Preclinical TB Regimen Development
Mouse models are used to assess the activity of various TB drugs and regimens in acute, chronic, and disease-simulating “Kramnik” infections. The contributions of individual components of a regimen can be evaluated for impact on reducing bacterial lung burdens and duration of treatment required to achieve sterilization and relapse-free cure. Pharmacodynamic modeling of drug exposure and efficacy help direct the selection and development of optimized anti-TB drug regimens. Through this partnership with Johns Hopkins University, TB Alliance has evaluated more than 250 TB drug regimens.

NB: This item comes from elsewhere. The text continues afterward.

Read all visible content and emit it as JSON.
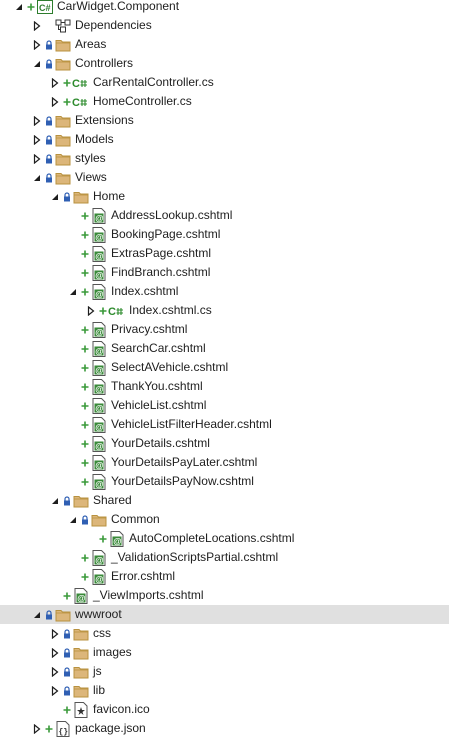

M.tb, the bacterium that causes TB, is remarkably adept at developing resistance to drugs and therefore active TB must be fought with combination therapy. Today’s four-drug first-line TB treatment evolved through the addition and substitution of drugs into the existing regimen. Novel combinations offer the promise to transform treatment. However, modifying TB treatment one drug at a time is too lengthy, expensive, and inefficient a process. Today, the emerging gold standard in TB drug development is a regimen-based approach by which multiple new agents are combined early in the development process to create new TB drug regimens with the potential to shorten and simplify TB treatment. This approach also shows promise to develop regimens that could be effective against both TB and drug-resistant forms of TB.
This program continues to identify and rapidly advance the most promising combinations of potential new TB drugs to form future new regimens.This initiative seeks to promote regimen-based development by qualifying new preclinical models with better predictability for human disease. These new models could contribute to identifying optimized drug combinations and earlier registration and approval of new, improved, and safe TB drug regimens.